プロとしてひたすら真面目にスキルを磨きクオリティをあげていくことは大事なこと。                              ただ、クオリティばかりに目がむいてしまう演者になってしまうと、作品の世界観はおろか、演者の人間力までもが薄れた状態でオーディエンスに伝わってしまうのです。

どこかオートマチックに感じるプレイだな~とか。              やたら凄いんだけど何か足りないね~あの演者さん・・

といった、本来音楽の中にあるべき人間臭さや面白味といった「愛」の部分が見えてこないということが起こるわけです。

かくいうMOMOSEさんも修業時代は、血の気も荒く、スキルばかりを磨くことにフォーカスしておったわけです。その時に見えていた世界は、所謂「カッコよさ」「スタイル重視」な世界観オンリー。

当然、作品に込める「愛」の部分を完全にはき違えたうえにスルーしたまま歌っているわけです。言うなれば、ほぼ自己満のてい。「愛」なんてものは微塵のかけらもない言うなれば中身の全くない歌なわけです。

 でも、ある日、気が付くわけです。

あれ?なんか自分の歌、歌えば歌うほど、歌ってて気持ちがはいらん上に、ちっともあったかくもならんと。自分はいったい何に向かって誰に何を歌っているんだ?と。

 その時。師匠がいうわけです。

米語力を磨くことの意味をはき違えてはだめだと。

正確な発音や作家の意図ばかりを重視するシンガーよりも、言語の訛りの良さを敢えて作品の表現として生かすシンガーのほうが、リスナー(聴き手)の心をぐっと捉える歌に聞こえてくるものだったりする。
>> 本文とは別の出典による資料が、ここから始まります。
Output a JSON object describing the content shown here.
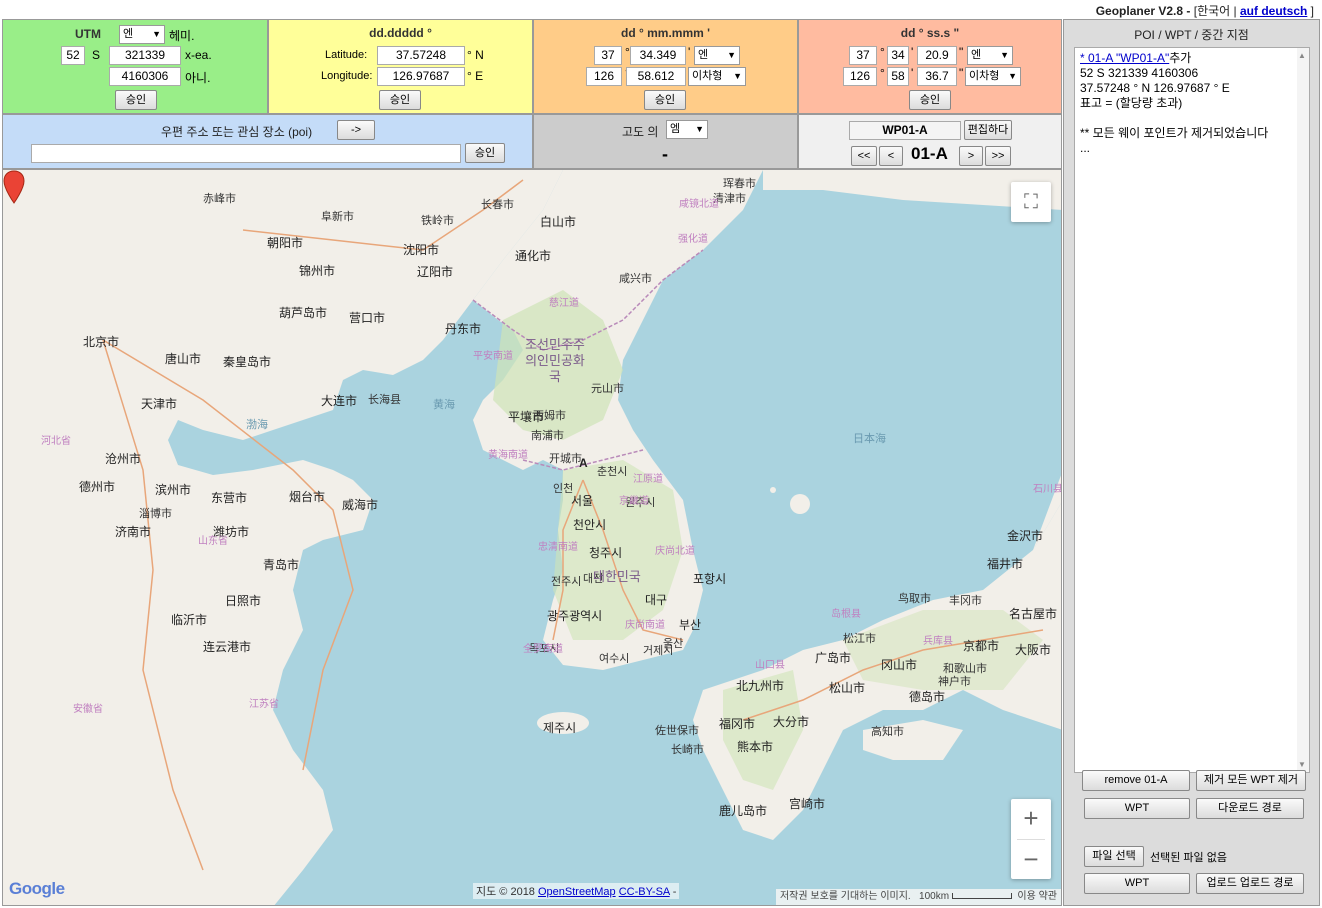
{
  "app": {
    "title": "Geoplaner V2.8 - ",
    "lang_current": "[한국어 | ",
    "lang_link": "auf deutsch",
    "lang_close": " ]"
  },
  "utm": {
    "header": "UTM",
    "zone": "52",
    "band": "S",
    "easting": "321339",
    "northing": "4160306",
    "datum": "엔",
    "east_label": "헤미.",
    "easting_label": "x-ea.",
    "northing_label": "아니.",
    "submit": "승인"
  },
  "dd": {
    "header": "dd.ddddd °",
    "lat_label": "Latitude:",
    "lat": "37.57248",
    "lat_hem": "° N",
    "lon_label": "Longitude:",
    "lon": "126.97687",
    "lon_hem": "° E",
    "submit": "승인"
  },
  "ddm": {
    "header": "dd ° mm.mmm '",
    "lat_deg": "37",
    "lat_min": "34.349",
    "lat_hem": "엔",
    "lon_deg": "126",
    "lon_min": "58.612",
    "lon_hem": "이차형",
    "submit": "승인"
  },
  "dms": {
    "header": "dd ° ss.s \"",
    "lat_deg": "37",
    "lat_min": "34",
    "lat_sec": "20.9",
    "lat_hem": "엔",
    "lon_deg": "126",
    "lon_min": "58",
    "lon_sec": "36.7",
    "lon_hem": "이차형",
    "submit": "승인"
  },
  "search": {
    "label": "우편 주소 또는 관심 장소 (poi)",
    "arrow": "->",
    "value": "",
    "submit": "승인"
  },
  "altitude": {
    "label": "고도 의",
    "unit": "엠",
    "value": "-"
  },
  "waypoint": {
    "name": "WP01-A",
    "edit": "편집하다",
    "current": "01-A",
    "first": "<<",
    "prev": "<",
    "next": ">",
    "last": ">>"
  },
  "map": {
    "fullscreen": "⛶",
    "zoom_in": "+",
    "zoom_out": "−",
    "marker_label": "A",
    "google": "Google",
    "attribution_prefix": "지도 © 2018 ",
    "attribution_osm": "OpenStreetMap",
    "attribution_lic": "CC-BY-SA",
    "attribution_suffix": " -",
    "copyright_note": "저작권 보호를 기대하는 이미지.",
    "scale": "100km",
    "terms": "이용 약관",
    "labels": [
      "赤峰市",
      "阜新市",
      "铁岭市",
      "长春市",
      "通化市",
      "白山市",
      "珲春市",
      "沈阳市",
      "辽阳市",
      "朝阳市",
      "锦州市",
      "葫芦岛市",
      "营口市",
      "丹东市",
      "大连市",
      "长海县",
      "北京市",
      "天津市",
      "唐山市",
      "秦皇岛市",
      "沧州市",
      "德州市",
      "滨州市",
      "东营市",
      "烟台市",
      "威海市",
      "济南市",
      "淄博市",
      "潍坊市",
      "青岛市",
      "临沂市",
      "日照市",
      "连云港市",
      "平壤市",
      "元山市",
      "咸兴市",
      "清津市",
      "开城市",
      "南浦市",
      "西姆市",
      "서울",
      "인천",
      "춘천시",
      "원주시",
      "천안시",
      "청주시",
      "대전",
      "대구",
      "포항시",
      "울산",
      "부산",
      "광주광역시",
      "목포시",
      "여수시",
      "전주시",
      "제주시",
      "거제시",
      "福冈市",
      "北九州市",
      "熊本市",
      "大分市",
      "宫崎市",
      "鹿儿岛市",
      "长崎市",
      "佐世保市",
      "广岛市",
      "松山市",
      "冈山市",
      "德岛市",
      "高知市",
      "松江市",
      "鸟取市",
      "丰冈市",
      "京都市",
      "大阪市",
      "神户市",
      "和歌山市",
      "名古屋市",
      "金沢市",
      "福井市",
      "조선민주주의인민공화국",
      "대한민국",
      "渤海",
      "黄海",
      "日本海",
      "强化道",
      "江苏省",
      "山东省",
      "河北省",
      "安徽省",
      "江原道",
      "京畿道",
      "忠清南道",
      "全罗南道",
      "庆尚南道",
      "庆尚北道",
      "咸镜北道",
      "慈江道",
      "平安南道",
      "黄海南道",
      "岛根县",
      "山口县",
      "兵库县",
      "石川县"
    ]
  },
  "side": {
    "header": "POI / WPT / 중간 지점",
    "log_link": "* 01-A \"WP01-A\"",
    "log_link_suffix": "추가",
    "log_line1": "52 S 321339 4160306",
    "log_line2": "37.57248 ° N 126.97687 ° E",
    "log_line3": "표고 = (할당량 초과)",
    "log_line4": "** 모든 웨이 포인트가 제거되었습니다",
    "log_line5": "...",
    "remove": "remove 01-A",
    "remove_all": "제거 모든 WPT 제거",
    "wpt1": "WPT",
    "download": "다운로드 경로",
    "file_choose": "파일 선택",
    "file_none": "선택된 파일 없음",
    "wpt2": "WPT",
    "upload": "업로드 업로드 경로"
  }
}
だから、日本人として歌いなさい。アメリカ人にならなくていい。と。

 

   目からうろことはこういうこと。


言葉というのは、感情をいかに近い感覚の言語にあてがって伝えるための「代理」的なもの。

その言葉だけにこだわり、言葉そのものが持っている背景も、自分自身の人生の背景までもスルーした状態で、上っ面のスキルごときで人様に何かを伝えたいだなんてのはおこがましいにも程があるわけです。
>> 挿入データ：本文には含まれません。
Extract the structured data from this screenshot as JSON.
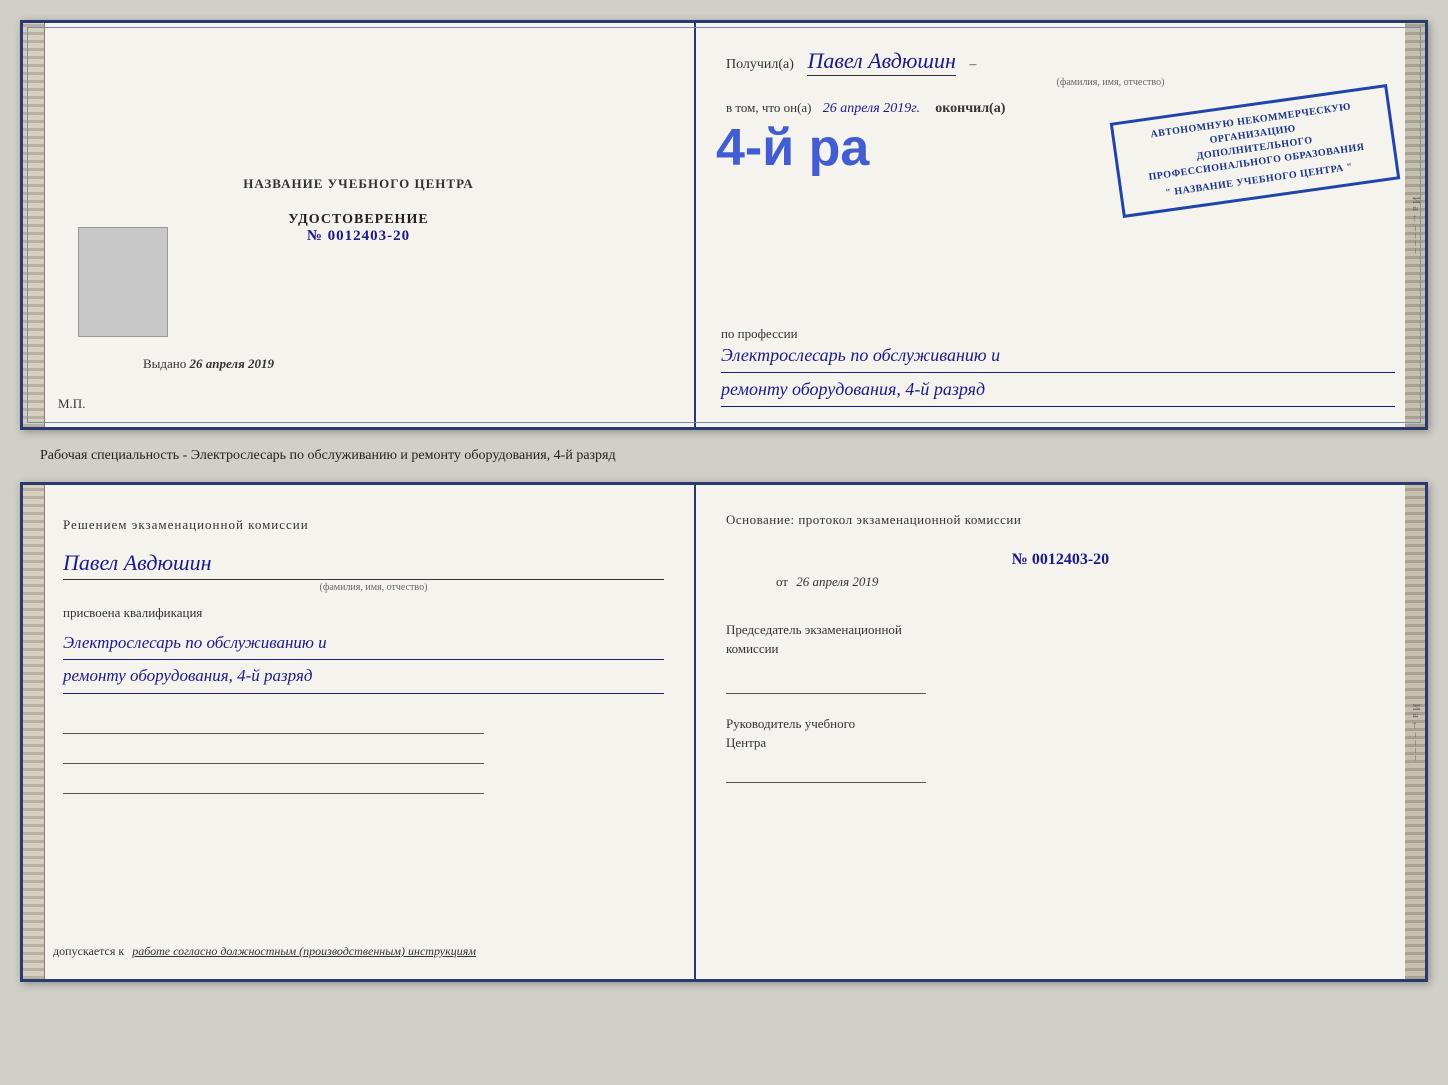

 作品に対する愛情のかけ方を間違えるとはこういうこと。

「楽曲の背景の解釈」×「米語ネイティブ発音」×「シンガーの人生背景」

この3つが揃ったとき、はじめて自分が歌った歌が人の心に響く「詠」となる。  

 まさに字のごとく。言葉が永遠になる。

伝えることの難しさ。これが師匠の言う「米語力」の神髄だったということをMOMOSEさん36歳の時に学んだわけです。

以来。

                                   日本人が歌えば日本人のjazzの世界ができあがる。いたってシンプルに。                       これでよしとしております。 

                                                                                                                                   スキルを磨いたものには磨いた年数分だけ、演者自身の人生を進めてきた時間分だけ、喜怒哀楽が豊かになって「音」にのっていくもの。

音楽は蘊蓄も理屈もいらない、本来、演者も聴き手もただただ感じる世界でいいのです。

いつもナチュラルに。しなやかに、風が吹くままに。スイングするような日常の中の人生を歌うように過ごしていければよいなと。

MOMOSEさんはふわっと思っておる次第というお話です。